Otra vez el Estado. Si bien la pregunta sobre el Estado no es nueva es probable que su reinstalación en la conversación pública se encuentre hoy con la exacerbación de algunos rasgos muy cimentados en la cultura política argentina.
Sobran los ejemplos de actores sociales, políticos y culturales que han dado muestras en estos últimos días de un entusiasmo por la autoridad y el control muy alarmantes, acompañando fervorosamente la aplicación de cuanta normativa vaya en contra de la individualidad y de la libertad.
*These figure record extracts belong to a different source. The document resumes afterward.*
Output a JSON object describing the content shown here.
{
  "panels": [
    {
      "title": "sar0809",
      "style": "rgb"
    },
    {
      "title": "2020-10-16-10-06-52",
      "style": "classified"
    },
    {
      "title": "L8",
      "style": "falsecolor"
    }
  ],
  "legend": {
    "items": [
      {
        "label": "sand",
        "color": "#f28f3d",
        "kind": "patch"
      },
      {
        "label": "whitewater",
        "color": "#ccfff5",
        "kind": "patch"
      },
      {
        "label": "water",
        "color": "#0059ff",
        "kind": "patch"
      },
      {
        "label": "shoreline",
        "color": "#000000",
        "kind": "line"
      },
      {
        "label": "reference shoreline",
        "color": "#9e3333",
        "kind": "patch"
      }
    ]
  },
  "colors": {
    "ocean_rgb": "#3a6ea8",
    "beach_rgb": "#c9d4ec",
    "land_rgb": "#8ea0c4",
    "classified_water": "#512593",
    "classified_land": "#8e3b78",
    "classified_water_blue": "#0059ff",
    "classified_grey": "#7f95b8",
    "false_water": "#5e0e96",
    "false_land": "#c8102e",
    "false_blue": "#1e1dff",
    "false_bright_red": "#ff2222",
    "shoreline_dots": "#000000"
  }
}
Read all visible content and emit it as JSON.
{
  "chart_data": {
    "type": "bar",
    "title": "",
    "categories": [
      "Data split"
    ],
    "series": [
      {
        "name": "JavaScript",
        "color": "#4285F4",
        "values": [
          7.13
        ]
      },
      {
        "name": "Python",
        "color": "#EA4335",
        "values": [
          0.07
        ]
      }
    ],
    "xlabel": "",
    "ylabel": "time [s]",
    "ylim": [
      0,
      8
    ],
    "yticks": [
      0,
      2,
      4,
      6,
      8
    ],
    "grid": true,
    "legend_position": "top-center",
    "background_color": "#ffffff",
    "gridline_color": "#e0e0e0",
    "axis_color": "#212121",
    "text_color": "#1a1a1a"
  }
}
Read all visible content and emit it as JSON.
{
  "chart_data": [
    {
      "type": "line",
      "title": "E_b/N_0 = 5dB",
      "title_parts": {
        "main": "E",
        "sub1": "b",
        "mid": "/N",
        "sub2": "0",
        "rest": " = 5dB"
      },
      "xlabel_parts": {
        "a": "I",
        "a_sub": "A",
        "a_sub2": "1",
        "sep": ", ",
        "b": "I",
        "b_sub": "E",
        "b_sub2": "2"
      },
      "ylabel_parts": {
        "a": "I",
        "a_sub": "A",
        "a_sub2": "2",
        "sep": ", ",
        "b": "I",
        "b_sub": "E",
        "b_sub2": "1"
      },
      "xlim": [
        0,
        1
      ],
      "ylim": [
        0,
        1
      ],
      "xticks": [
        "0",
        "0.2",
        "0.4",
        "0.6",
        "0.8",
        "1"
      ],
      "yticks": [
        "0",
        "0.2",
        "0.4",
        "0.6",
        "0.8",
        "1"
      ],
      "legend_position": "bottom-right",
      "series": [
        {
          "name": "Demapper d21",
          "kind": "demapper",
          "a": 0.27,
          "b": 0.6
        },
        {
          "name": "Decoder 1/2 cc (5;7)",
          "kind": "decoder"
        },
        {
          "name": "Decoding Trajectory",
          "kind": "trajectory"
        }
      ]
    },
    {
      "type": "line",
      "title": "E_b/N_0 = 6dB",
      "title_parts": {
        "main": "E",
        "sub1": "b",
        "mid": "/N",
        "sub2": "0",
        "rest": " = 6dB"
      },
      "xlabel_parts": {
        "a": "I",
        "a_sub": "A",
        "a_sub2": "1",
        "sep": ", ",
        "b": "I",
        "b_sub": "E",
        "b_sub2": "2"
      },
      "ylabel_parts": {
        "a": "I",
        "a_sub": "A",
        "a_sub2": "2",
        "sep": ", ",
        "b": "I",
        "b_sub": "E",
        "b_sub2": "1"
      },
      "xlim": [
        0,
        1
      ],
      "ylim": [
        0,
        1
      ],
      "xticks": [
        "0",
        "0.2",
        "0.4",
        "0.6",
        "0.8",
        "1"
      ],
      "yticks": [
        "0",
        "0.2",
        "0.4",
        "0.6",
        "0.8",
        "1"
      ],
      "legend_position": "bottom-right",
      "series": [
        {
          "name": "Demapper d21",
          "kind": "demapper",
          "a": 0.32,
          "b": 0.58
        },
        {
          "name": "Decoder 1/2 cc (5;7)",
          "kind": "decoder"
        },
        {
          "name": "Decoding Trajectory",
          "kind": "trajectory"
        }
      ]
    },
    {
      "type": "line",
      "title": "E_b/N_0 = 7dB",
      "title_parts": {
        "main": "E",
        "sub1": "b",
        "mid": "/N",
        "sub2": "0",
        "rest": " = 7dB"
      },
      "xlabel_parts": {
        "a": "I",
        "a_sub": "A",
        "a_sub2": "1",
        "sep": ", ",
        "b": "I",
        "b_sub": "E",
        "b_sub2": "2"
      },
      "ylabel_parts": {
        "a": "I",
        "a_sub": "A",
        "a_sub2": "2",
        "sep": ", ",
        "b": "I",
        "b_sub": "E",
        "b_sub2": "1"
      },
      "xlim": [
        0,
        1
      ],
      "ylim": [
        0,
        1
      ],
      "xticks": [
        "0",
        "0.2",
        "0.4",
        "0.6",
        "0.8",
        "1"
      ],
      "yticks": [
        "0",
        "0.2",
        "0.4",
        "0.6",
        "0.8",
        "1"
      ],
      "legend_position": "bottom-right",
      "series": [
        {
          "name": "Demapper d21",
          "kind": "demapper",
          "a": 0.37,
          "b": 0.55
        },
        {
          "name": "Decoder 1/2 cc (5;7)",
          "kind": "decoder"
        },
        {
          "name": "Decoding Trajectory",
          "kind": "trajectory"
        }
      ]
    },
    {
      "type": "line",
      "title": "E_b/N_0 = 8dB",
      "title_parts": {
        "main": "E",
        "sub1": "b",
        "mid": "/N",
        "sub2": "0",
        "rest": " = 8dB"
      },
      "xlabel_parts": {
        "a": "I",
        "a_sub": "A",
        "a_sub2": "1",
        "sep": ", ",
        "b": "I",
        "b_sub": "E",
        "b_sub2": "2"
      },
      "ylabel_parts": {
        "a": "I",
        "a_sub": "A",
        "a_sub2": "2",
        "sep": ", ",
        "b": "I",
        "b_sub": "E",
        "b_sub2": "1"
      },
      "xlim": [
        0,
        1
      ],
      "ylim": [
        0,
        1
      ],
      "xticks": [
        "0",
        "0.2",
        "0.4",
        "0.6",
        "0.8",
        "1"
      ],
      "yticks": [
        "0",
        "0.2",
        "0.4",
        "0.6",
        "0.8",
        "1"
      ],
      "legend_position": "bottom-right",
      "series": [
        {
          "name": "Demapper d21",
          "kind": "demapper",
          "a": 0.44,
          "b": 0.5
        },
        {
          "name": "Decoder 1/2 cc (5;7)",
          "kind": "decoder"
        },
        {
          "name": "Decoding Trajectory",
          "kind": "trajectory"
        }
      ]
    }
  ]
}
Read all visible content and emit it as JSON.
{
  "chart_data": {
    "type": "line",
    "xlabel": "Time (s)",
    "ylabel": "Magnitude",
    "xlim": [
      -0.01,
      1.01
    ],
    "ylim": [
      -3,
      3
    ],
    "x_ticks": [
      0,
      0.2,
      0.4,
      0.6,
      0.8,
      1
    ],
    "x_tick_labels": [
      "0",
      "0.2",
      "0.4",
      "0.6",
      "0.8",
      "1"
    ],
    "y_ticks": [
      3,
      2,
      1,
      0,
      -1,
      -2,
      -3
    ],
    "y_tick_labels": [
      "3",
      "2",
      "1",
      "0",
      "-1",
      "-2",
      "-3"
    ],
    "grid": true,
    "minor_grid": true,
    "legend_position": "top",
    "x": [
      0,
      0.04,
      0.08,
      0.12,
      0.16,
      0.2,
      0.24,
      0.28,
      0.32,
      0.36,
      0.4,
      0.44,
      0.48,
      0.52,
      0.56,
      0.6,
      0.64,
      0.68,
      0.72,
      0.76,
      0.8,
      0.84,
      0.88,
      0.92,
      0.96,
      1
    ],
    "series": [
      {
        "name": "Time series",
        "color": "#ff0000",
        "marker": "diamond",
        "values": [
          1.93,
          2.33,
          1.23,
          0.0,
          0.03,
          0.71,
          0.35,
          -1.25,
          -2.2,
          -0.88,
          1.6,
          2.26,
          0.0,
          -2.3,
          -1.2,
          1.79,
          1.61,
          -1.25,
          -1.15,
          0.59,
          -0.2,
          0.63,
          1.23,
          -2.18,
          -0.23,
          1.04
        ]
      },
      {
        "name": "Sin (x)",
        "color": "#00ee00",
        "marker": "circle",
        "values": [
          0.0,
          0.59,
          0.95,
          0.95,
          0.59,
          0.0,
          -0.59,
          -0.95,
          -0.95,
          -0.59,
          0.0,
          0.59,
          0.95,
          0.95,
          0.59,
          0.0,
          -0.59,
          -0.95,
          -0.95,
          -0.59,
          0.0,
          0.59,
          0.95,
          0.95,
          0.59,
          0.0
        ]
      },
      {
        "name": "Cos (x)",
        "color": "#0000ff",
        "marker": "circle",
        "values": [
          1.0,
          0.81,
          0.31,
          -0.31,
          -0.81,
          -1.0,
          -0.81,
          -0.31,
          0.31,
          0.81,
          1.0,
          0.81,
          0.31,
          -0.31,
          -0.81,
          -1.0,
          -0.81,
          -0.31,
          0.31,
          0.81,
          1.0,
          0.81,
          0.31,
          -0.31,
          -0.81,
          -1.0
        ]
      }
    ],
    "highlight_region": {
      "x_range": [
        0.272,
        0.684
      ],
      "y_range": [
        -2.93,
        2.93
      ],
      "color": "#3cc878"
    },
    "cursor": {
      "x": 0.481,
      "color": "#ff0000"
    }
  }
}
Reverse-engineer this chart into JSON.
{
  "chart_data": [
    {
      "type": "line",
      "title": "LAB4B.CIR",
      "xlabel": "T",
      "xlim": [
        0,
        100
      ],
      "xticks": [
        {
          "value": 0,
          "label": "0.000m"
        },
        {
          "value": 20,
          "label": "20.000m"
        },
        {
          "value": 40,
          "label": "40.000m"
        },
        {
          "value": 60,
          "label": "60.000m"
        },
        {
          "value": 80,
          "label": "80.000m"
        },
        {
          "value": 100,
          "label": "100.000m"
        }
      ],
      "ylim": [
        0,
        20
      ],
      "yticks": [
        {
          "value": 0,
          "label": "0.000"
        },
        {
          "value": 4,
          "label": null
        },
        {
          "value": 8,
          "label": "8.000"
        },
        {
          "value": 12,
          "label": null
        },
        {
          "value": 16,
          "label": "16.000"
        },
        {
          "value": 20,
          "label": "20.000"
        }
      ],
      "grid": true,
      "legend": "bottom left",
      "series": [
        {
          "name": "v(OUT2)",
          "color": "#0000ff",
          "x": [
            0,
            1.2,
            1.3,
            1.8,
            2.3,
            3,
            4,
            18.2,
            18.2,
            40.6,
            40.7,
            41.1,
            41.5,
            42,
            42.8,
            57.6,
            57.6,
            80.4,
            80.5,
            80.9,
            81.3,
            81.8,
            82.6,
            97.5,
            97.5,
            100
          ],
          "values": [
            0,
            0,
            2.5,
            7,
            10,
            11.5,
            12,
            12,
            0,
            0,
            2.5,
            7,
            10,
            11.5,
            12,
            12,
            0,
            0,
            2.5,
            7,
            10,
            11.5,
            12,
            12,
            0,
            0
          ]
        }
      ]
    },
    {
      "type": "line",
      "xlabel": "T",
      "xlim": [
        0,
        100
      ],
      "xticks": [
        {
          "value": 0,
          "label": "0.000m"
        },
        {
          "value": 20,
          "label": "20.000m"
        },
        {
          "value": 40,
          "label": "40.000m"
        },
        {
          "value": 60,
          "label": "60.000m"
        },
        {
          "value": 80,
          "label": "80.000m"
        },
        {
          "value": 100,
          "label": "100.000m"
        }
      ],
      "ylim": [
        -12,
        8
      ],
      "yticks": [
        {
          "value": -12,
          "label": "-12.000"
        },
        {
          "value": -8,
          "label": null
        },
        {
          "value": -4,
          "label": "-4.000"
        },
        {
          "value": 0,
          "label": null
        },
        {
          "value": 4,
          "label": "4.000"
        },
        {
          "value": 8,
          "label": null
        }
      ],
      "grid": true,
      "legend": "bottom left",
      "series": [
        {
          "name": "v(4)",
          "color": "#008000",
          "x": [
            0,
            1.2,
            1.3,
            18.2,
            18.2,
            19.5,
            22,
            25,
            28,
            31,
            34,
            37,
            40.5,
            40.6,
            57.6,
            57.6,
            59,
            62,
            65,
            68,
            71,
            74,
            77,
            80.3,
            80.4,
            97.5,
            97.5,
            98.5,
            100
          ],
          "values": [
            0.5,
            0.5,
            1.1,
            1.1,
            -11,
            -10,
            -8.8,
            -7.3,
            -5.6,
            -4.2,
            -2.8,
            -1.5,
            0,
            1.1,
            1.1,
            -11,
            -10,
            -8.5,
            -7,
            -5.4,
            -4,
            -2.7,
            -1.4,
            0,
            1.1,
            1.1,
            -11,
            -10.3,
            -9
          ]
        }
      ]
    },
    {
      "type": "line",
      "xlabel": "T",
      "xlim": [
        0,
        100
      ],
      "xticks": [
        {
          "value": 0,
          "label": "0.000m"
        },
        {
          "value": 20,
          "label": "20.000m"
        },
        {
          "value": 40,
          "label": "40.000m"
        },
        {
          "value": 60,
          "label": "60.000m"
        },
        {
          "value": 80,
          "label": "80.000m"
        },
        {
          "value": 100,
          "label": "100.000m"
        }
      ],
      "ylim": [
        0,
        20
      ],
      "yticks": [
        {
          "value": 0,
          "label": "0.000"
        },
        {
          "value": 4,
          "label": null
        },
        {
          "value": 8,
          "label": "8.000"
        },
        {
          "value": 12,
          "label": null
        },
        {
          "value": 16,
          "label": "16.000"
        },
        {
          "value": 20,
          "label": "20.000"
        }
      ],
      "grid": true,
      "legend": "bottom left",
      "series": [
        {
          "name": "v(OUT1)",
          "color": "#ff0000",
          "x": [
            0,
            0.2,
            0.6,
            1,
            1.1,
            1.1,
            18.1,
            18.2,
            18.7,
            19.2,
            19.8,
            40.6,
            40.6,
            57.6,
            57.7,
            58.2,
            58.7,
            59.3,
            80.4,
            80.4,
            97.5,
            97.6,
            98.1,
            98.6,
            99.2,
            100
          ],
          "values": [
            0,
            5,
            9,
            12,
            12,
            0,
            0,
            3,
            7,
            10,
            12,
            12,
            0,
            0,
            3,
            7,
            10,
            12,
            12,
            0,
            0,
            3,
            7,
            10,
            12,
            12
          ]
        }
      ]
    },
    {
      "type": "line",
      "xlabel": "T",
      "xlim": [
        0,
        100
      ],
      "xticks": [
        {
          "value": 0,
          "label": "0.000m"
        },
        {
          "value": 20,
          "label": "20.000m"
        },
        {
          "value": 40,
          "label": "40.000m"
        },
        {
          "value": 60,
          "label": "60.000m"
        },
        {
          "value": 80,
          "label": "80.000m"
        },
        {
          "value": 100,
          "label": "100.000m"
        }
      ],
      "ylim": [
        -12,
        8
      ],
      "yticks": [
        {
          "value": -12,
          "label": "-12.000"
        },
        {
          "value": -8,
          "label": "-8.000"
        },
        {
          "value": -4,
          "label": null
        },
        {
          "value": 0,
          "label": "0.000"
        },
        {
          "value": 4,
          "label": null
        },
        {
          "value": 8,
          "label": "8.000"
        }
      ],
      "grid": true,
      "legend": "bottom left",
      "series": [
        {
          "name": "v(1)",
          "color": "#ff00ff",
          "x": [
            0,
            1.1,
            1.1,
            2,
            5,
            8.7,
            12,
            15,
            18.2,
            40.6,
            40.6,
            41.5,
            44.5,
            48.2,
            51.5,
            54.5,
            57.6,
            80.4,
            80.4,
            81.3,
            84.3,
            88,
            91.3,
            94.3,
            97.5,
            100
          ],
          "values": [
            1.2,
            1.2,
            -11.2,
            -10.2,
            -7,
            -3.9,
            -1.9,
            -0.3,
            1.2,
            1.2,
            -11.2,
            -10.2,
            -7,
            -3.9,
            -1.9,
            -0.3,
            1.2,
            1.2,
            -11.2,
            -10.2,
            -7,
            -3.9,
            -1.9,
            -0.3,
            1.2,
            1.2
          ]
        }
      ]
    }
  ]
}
Si bien el justificativo es potente y la preocupación no debe minimizarse, hay que decir que no hay nada que justifique en términos teóricos y prácticos que la coacción es más eficaz que la colaboración. Sin embargo, la tentación generalizada de encontrar virtud en la dimensión más autoritaria de la agencia estatal se encuentra entre nosotros a flor de piel y se cuela ante el más mínimo de los resquicios.
Hay ciertos casos, más bien patológicos, donde esta tristísima situación se utiliza casi con alegría para reposicionar al otro en un lugar de minusvalía moral, ya sea por su hipotética situación de clase o por su posición política. La mención a un virus de chetos y su inmediata asociación con sectores políticos opositores es solo un ejemplo, de los muchos existentes.
El placer con el que se reciben las fanfarronadas del presidente Fernández y el tono épico guerrero de los mensajes de algunos funcionarios funcionan como otra muestra de un carácter autoritario.
Esta ¨actitud¨ va a filtrarse indefectiblemente en la próxima discusión sobre el Estado, los líderes públicos y sus alcances, y así como el virus requiere de tratamiento, también lo necesita el gozoso nivel en sangre de autoritarismo de buena parte de la sociedad argentina.
Para los que defendemos el racional liberalismo esos no serán los únicos problemas. En el último tiempo, y gracias a la eterna falta de interés que el liberalismo ha suscitado en nuestros círculos del pensamiento, se ha instalado una versión mediática que termina por hacer más daño que el estatismo vulgar.
Las manifestaciones libertarias, que ganan lugar en base a la sobresimplificación y a la búsqueda de likes basados en la exageración y el histrionismo de sus representantes, terminan cayendo en un fundamentalismo que, convirtiéndose en un estructuralismo sin teoría, niega las condiciones fundamentales del liberalismo al no reconocer la contingencia y la historicidad.
En el debate que viene, quienes creemos en la perfectible democracia liberal debe discutir con dos fanatismos, el del estado autoritario y el del anarquismo irresponsable.
Habrá que poner en discusión que tipo de ciudadanía necesitamos para hacer lo que ese Estado no hará, por falta de interés o conocimiento. Habrá que apelar a las versiones más plásticas del liberalismo, las más pragmáticas y razonables.
Son las más creativas y esperanzadoras, aquellas que, siguiendo a Dewey y a Rorty, creen que las instituciones y las personas pueden actuar para moderar la crueldad que los poderosos infringen a los débiles.
Y aun así, es bastante probable que no tengamos éxito, porque los enemigos de la libertad están demasiado a gusto con el poder que les otorga la tragedia.
Publicado en Perfil el 28 de marzo de 2020.